PHOENIX -- Today, on the two-month anniversary of Ben Roethlisberger's motorcycle accident, this is the worst nightmare of each of his linemen: That he misses a block that is responsible for the quarterback taking his second big hit since June.
It probably would not prompt the type of harassment from the public that befell the Squirrel Hill woman who turned her car into the path of Roethlisberger and his motorcycle June 12, but neither would it be cool.
"I think we'd feel real good if we could keep him from getting hit out there," Pro Bowl center Jeff Hartings said.
Roethlisberger should feel as safe today against the Arizona Cardinals as any NFL quarterback can be. Coach Bill Cowher plans to have him take only a few snaps, he won't drop back into the pocket and he will operate behind one of the best offensive lines in the league.
That line also would like to issue their easy rider a warning to slow down.
"With Ben, hopefully he doesn't run around as much as he does because it does make him more vulnerable to getting hit," Hartings said. "Hopefully, he can make his read and throw it, whether it's there or not, knowing we want to keep him from getting hit this week."
Sooner or later, that hit must come, and there could be some young Cardinals player out to make a name for himself by doing just that early in the 4:05 p.m. game, the first in the new, indoor Cardinals Stadium.
"Hey, bottom line is you're not going to protect him forever; better now than later to find out where he's at," fullback Dan Kreider said, laughing.
Nose tackle Chris Hoke, whose brush into quarterback Charlie Batch last week prompted Roethlisberger to wear a funky fluorescent green beanie in practices, has an insight into what the Cardinals' defensive linemen will be thinking when they line up against Big Ben today.
"You get after him," Hoke said. "If you have an opportunity to sack him, you're going to hit him, you know. No question about it, they're going to hit him just as they would try to hit him in a regular-season game."
Roethlisberger, by his deeds, put his blockers at ease over the past two weeks about his condition and his ability to take a hit so as not to make them apprehensive if, indeed, the next big one comes today.
"From day one, I think through Ben's actions, he's made it easy for all of us to forget what happened this past summer," tight end Heath Miller said.
"So, in my mind, nothing really happened because he hasn't really skipped a beat. He's been his same old self, and I expect nothing different from him."
Said Hartings, "I don't think that's an issue. If they were concerned any damage could be done, I don't think there's any way he would be playing. The fact he's made a decision to play means he feels good."
He also has to feel pretty good about an offensive line considered to be among the best in the game over the past two seasons.
Two linemen, Hartings and left guard Alan Faneca, made the Pro Bowl last season, and left tackle Marvel Smith made it the year before. Faneca is a perennial All-Pro.
"The best protection I have is my offensive linemen," Roethlisberger said.
"I have all the confidence in the world in them that they will protect me, and, hopefully, I don't take any hits this week."

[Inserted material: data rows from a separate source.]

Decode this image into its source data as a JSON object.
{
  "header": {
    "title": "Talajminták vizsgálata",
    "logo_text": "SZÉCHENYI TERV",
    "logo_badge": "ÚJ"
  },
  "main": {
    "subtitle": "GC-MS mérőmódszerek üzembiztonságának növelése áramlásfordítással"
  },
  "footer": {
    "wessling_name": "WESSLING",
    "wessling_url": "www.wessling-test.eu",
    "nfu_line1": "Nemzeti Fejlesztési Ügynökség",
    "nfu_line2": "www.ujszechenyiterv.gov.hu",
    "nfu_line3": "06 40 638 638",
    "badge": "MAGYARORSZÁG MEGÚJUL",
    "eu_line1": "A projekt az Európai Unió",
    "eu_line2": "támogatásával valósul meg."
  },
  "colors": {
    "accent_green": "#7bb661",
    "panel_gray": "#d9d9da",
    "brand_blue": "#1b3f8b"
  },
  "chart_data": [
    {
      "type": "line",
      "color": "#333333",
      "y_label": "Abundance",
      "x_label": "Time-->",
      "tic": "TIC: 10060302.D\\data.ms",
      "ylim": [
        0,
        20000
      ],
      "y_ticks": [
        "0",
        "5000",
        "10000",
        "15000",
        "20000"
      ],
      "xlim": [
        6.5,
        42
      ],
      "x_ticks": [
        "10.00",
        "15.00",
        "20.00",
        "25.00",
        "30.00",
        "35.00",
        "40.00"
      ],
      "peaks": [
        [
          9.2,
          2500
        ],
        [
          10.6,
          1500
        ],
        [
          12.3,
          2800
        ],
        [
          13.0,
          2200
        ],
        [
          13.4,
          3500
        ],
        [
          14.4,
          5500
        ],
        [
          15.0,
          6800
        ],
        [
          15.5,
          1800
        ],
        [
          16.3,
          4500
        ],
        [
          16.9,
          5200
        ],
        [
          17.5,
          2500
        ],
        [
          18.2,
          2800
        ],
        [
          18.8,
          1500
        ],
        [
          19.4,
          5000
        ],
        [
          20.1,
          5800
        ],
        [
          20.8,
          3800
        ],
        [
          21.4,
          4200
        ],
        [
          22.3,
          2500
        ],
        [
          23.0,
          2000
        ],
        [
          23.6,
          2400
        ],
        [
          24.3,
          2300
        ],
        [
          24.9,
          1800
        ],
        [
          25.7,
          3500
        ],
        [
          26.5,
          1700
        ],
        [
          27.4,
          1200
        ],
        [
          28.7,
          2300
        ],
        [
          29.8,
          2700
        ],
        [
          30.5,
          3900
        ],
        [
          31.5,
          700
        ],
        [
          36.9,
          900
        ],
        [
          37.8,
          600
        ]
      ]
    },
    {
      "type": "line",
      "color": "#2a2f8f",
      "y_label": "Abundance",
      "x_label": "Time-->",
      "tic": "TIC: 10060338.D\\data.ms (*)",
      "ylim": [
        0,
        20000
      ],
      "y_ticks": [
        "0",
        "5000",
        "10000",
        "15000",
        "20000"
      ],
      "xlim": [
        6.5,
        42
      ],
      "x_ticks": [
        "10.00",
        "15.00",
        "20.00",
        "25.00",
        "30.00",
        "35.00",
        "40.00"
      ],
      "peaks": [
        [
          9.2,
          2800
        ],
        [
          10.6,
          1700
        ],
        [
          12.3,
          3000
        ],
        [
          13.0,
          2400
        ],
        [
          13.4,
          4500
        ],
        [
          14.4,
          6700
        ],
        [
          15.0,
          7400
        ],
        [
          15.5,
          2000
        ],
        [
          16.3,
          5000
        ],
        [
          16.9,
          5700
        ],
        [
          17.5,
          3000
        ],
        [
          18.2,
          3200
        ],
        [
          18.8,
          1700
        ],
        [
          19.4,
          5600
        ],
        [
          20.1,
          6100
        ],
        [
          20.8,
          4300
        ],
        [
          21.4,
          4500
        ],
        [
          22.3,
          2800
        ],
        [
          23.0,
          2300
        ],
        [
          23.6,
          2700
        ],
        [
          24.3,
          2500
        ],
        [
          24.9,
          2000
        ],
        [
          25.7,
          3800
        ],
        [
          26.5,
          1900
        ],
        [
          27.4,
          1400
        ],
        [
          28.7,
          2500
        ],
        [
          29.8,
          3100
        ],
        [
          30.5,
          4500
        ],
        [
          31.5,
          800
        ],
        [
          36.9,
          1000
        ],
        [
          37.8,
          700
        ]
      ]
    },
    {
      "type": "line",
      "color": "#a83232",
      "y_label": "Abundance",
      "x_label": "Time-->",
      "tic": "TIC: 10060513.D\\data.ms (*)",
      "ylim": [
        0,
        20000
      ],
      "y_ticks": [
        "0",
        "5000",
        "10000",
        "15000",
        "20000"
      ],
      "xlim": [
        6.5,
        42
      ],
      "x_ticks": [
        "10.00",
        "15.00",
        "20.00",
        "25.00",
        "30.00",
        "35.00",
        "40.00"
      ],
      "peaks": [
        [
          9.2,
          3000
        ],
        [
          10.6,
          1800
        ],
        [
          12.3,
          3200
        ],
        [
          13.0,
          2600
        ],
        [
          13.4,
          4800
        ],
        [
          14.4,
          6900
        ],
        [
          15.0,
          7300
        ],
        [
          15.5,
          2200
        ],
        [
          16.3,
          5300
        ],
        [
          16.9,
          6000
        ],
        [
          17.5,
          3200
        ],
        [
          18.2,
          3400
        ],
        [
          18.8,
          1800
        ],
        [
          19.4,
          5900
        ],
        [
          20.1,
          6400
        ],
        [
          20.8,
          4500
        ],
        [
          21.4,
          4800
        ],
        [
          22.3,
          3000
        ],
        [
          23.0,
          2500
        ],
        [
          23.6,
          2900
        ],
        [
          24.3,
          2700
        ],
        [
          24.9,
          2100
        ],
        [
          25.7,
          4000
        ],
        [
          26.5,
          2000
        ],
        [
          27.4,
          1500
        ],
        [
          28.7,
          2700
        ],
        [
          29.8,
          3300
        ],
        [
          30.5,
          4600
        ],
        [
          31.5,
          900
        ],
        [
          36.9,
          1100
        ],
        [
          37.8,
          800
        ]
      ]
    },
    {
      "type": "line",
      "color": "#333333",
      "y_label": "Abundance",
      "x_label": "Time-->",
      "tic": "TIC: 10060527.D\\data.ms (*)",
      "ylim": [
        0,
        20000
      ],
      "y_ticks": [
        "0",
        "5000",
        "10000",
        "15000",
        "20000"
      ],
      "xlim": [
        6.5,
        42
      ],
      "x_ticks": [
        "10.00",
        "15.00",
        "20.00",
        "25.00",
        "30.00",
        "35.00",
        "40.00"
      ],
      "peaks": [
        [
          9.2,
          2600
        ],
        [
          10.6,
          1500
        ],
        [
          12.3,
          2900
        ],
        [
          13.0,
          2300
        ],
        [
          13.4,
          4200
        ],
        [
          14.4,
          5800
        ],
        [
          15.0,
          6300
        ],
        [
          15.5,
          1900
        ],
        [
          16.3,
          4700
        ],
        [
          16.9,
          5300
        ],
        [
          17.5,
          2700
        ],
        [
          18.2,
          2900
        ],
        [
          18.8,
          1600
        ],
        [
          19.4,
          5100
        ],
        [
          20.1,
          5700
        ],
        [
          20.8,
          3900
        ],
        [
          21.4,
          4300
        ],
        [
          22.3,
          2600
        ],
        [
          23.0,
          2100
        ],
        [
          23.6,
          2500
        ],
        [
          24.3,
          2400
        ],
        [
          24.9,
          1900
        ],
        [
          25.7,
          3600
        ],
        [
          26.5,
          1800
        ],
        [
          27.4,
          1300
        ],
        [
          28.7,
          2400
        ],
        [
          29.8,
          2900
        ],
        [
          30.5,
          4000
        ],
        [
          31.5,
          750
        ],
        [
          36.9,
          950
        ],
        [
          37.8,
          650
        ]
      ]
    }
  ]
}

It's no coincidence that during 2003 -- their season of injury and illness in the line -- the Steelers went 6-10; nor that their relative stability the past two seasons came with a 15-1 record in 2004 and a Super Bowl championship last season.
That's when two new starters, right tackle Max Starks and right guard Kendall Simmons (who returned after missing a season with a knee injury) came into sync with the rest of them down the stretch.
"In my opinion, they're the best in the league," said offensive coordinator Ken Whisenhunt. "Because of the way they play, how physical they are and what they've done for us the past two years in the second half of ballgames, the way we've controlled the clock and run the football."
They have another hurdle to clear because of the retirement of jumbo back Jerome Bettis, a short-yardage maestro.
With Bettis behind them and the defense stacking against the run in front of them, there was little deception about their plans.
"I think toward the end of last year we started playing really well together," Hartings said. "I think that's very important. It's probably more important because right now we don't have Jerome Bettis in the backfield."
Starter Willie Parker, along with Duce Staley and Verron Haynes, are competing to play the old Bus role.
"Could Willie Parker or Duce be that guy?" Hartings asked.
"I think they're capable -- even Verron -- but right now you couldn't look at one of those guys and say he's a Hall of Fame Jerome Bettis. We need to block well."
There's no reason to believe they'll stop anytime soon.
NOTE -- Rookie receiver Santonio Holmes' domestic violence trial has been postponed again until Aug. 30. In the meantime, his attorney, Sam Shamansky, continues to try to have the charge dismissed because the alleged victim, his girlfriend and mother of his third child, doesn't want to testify against him. The Aug. 30 trial would fall one day before the Steelers' preseason home game against the Carolina Panthers.